The most important feature by far based on the t-statistic is the current number of cases, which makes sense. The number of cases two weeks from now will be, at minimum, the current number of cases.The rolling average new cases was the second most important variable, everything else was of little importance.
```{r linear models, echo=FALSE, message = FALSE}
in_train = createDataPartition(y = cases_df$cases,
p = 0.8, list = FALSE)
cases_df_train = cases_df[in_train, ]
cases_df_test = cases_df[-in_train, ]
# Full linear model
full_model = train(future_cases ~ cases + deaths + population_density + mask_compliance + new_cases + new_deaths + roll_avg_new_cases + roll_avg_new_deaths , data = cases_df_train,
method = "lm", na.action = na.pass)
summary(full_model)
full_model
full_model_pred = predict(full_model, newdata = cases_df_test)
print("Results of predicting on the test data:")
postResample(pred = full_model_pred, obs = cases_df_test$future_cases)
cases_df_test$predicted = full_model_pred
plot(varImp(full_model))
cases_df_test %>% ggplot(aes(x = future_cases, y = predicted))+
geom_point() +
theme_test() +
geom_abline(slope = 1, intercept = 0, color = "red", size = 1, alpha = 0.5) +
labs(title = "Future cases vs. predicted future cases", subtitle = "Red line indicates perfect prediction")
```
The decision tree model supports these results. The only feature used in the decision tree was the number of cases.
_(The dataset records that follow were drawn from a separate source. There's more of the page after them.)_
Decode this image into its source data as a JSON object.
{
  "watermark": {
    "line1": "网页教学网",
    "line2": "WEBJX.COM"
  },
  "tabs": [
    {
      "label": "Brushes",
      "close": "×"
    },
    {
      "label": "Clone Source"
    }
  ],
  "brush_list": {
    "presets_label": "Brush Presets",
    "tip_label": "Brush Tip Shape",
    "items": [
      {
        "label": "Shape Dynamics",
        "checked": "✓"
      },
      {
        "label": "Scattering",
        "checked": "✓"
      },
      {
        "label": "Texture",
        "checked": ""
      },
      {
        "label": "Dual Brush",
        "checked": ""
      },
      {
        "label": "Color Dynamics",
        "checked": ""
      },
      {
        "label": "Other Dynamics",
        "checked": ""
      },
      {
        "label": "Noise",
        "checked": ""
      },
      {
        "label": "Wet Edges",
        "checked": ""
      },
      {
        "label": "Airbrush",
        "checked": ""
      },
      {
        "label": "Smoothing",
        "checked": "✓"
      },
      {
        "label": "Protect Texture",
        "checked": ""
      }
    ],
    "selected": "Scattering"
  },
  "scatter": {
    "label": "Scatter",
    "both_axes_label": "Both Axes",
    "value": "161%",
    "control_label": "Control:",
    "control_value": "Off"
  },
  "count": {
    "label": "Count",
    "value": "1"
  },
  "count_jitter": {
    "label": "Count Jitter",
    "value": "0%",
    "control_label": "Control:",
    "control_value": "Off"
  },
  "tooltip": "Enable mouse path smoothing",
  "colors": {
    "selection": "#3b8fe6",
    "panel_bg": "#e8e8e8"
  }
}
The RMSE was much higher for the decision tree than for the linear model, so the linear model is the better performer.
```{r decision tree, echo = FALSE}
# Select relevant features, split in to train-test sets
# Note: this was done separately so each model chunk can be run independently
tree_data <- cases_df %>% select(-future_deaths, -county, -state, -date, -fips)
in_tree_train = createDataPartition(y = tree_data$future_cases,
p = 0.8, list = FALSE)
tree_train = tree_data[in_tree_train, ]
tree_test = tree_data[-in_tree_train, ]
tree_m1 <- rpart(
formula = future_cases ~ .,
data = tree_train,
method = "anova")
rpart.plot(tree_m1)
pred <- predict(tree_m1, tree_test)
cat("Decision tree RMSE: ", RMSE(pred, tree_test$future_cases))
```
## Conclusion
The number of cases, both in the US and in individual counties, has largely increased at a linear rate. This is visible in the plot below, where the number of cases for each county in Washington State is plotted over time.
```{r, echo = FALSE, message= FALSE}
cases_df %>% filter(state == "Washington") %>%
ggplot(aes(x = date, color = county)) +
geom_smooth(aes(y = cases), se = F)+
labs(title = "Covid-19 cases",
subtitle = "Washington State, by county",
x = "Date",
y = "Number of cases")+
theme_test()
```
Even in counties like Yakima that experienced massive new case growth and subsequent shrinkage in the number of new cases, the curve could be fairly well-approximated with a linear model.
The model created here might be more useful in certain contexts than in others. A result within 287 cases is less likely to inform policy and decision making in a small county (where the error as a percentage of total cases is higher) than in a larger county.
Further analysis could look at the number of new cases, which is less likely to be a direct linear relationship to the current number of cases, or at the number of deaths which has varied as treatment options have improved.